MATA INDONESIA, JAKARTA – Penggunaan vaksin Nusantara yang diprakarsai oleh mantan Menteri Kesehatan dr Terawan menjadi polemik lantaran Badan Pengawas Obat dan Makanan (BPOM) tidak memberikan restu berupa izin edar. Ketua Harian Yayasan Lembaga Konsumen Indonesia (YLKI) Tulus Abadi menegaskan bahwa sepanjang belum mengantongi izin maka vaksin nusantara sepatutnya belum bisa digunakan.
“Sepanjang belum ada izin maka tidak dapat ditoleransi. Jika vaksin yang beredar belum ada izin darurat, tidak bisa digunakan secara massal,” kata Tulus kepada Mata Indonesia News, Kamis 15 April 2021.
Selain itu, ia juga menegaskan bahwa penggunaan vaksin nusantara yang dilakukan oleh sejumlah anggota DPR yang menjadi relawan memberikan contoh yang kurang baik. Maka, sepatutnya pihak yang mempromosikannya juga diberikan teguran.
“Pihak yang coba untuk mempromosikan, saya kira harus diberikan teguran keras,” kata Tulus.
Sejauh ini, BPOM menilai bahwa vaksin Nusantara belum layak mendapatkan izin uji klinis fase ke II. Terdapat beberapa alasan yaitu adanya sejumlah syarat yang belum dipenuhi oleh vaksin yang digagas mantan Menteri Kesehatan Terawan Agus Putranto.
Syarat yang belum terpenuhi itu di antaranya cara uji klinik yang baik (good clinical practical), proof of concept, good laboratory practice, dan cara pembuatan obat yang baik (good manufacturing practice).
Selain itu, Kepala BPOM Penny Lukito juga menegaskan bahwa penelitian vaksin tidak sesuai kaidah medis. Hal itu dikarenakan terdapat perbedaan lokasi penelitian dengan pihak sebelumnya yang mengajukan diri sebagai komite etik.
“Pemenuhan kaidah good clinical practice juga tidak dilaksanakan dalam penelitian ini.
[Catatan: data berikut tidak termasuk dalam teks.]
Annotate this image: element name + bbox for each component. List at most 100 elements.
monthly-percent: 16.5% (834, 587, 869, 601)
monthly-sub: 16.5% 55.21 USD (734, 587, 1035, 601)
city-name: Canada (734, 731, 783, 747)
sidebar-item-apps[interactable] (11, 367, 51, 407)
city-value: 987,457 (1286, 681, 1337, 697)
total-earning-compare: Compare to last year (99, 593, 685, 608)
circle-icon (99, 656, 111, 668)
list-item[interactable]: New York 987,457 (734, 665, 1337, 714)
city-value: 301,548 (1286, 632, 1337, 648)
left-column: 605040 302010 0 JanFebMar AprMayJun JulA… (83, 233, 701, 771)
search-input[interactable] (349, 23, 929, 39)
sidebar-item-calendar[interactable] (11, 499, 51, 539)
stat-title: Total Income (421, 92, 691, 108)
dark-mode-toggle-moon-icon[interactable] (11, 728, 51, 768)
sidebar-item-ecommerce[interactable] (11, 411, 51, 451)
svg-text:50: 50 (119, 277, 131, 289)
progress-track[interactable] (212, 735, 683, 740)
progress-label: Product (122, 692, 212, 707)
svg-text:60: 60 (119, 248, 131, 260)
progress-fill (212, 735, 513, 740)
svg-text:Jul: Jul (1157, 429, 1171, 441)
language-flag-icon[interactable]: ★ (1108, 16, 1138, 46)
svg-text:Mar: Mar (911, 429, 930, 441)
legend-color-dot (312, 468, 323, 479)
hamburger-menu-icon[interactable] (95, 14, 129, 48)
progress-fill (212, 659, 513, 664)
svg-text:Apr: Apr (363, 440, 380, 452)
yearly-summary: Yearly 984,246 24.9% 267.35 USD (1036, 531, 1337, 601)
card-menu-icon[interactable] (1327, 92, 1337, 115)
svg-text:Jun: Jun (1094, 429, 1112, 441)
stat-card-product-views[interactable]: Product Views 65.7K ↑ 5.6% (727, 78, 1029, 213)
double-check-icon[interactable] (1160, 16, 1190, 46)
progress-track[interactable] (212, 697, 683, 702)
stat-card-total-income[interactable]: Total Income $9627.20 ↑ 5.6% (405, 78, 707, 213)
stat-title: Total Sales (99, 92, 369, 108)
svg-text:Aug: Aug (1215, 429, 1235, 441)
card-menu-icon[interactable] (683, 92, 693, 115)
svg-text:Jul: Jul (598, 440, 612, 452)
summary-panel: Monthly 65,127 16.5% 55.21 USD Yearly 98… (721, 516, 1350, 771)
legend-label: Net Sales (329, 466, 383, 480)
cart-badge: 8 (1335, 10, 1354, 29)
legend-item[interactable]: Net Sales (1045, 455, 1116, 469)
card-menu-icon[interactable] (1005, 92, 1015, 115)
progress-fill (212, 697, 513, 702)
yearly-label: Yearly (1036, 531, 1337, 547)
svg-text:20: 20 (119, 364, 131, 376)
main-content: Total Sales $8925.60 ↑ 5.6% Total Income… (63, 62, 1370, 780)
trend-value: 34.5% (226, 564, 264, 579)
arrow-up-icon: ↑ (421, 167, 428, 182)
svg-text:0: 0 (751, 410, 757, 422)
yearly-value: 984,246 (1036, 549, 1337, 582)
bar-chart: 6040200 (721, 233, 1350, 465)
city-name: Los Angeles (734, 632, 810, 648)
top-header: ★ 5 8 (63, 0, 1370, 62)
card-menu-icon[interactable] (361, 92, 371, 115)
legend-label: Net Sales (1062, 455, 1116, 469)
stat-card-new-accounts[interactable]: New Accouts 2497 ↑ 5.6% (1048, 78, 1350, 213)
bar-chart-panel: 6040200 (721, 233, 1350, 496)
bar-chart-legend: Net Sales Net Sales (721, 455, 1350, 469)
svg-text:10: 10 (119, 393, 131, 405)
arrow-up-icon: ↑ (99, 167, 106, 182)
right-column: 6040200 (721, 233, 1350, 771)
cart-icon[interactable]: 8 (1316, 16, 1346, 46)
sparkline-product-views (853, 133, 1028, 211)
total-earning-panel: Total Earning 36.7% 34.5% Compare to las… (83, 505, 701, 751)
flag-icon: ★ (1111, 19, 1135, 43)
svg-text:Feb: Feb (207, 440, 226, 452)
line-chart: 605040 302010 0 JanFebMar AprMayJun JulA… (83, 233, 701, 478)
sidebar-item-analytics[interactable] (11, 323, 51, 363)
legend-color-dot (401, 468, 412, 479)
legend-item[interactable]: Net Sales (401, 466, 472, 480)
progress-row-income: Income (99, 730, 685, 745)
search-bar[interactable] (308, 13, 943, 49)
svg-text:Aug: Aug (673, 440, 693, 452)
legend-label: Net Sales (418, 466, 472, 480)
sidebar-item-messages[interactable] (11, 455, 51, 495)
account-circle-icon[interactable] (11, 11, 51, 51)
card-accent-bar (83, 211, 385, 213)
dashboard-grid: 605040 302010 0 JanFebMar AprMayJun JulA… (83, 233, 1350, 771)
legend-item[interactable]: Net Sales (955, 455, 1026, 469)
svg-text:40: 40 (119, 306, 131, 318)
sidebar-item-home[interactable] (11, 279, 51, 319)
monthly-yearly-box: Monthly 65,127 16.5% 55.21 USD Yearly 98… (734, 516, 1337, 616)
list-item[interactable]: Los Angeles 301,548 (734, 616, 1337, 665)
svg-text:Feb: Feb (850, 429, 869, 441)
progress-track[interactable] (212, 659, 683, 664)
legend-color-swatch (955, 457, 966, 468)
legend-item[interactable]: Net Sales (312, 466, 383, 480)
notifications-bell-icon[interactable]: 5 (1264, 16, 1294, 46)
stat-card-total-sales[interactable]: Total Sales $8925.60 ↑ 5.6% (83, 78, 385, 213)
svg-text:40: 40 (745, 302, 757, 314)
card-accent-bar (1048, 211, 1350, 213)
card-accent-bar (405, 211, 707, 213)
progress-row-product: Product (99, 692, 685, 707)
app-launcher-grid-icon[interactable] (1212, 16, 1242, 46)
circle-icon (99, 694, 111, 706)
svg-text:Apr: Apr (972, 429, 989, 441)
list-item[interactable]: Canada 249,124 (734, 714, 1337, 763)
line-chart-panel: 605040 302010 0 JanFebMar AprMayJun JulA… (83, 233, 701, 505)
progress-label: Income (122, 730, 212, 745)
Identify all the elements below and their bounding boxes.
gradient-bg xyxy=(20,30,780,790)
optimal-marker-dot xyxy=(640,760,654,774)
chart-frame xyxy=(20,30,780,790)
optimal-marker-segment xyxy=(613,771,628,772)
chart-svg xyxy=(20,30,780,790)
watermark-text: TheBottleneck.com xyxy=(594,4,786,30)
Komite etik dari RSPAD Gatot Subroto, tapi pelaksanaan penelitian ada di RS dr Kariadi,” kata Penny.
Penny menilai seharusnya setiap tim peneliti harus memiliki kode etik di tempat pelaksanaan penelitian yang bertanggung jawab dalam pelaksanaan dan keselamatan subjek penelitian.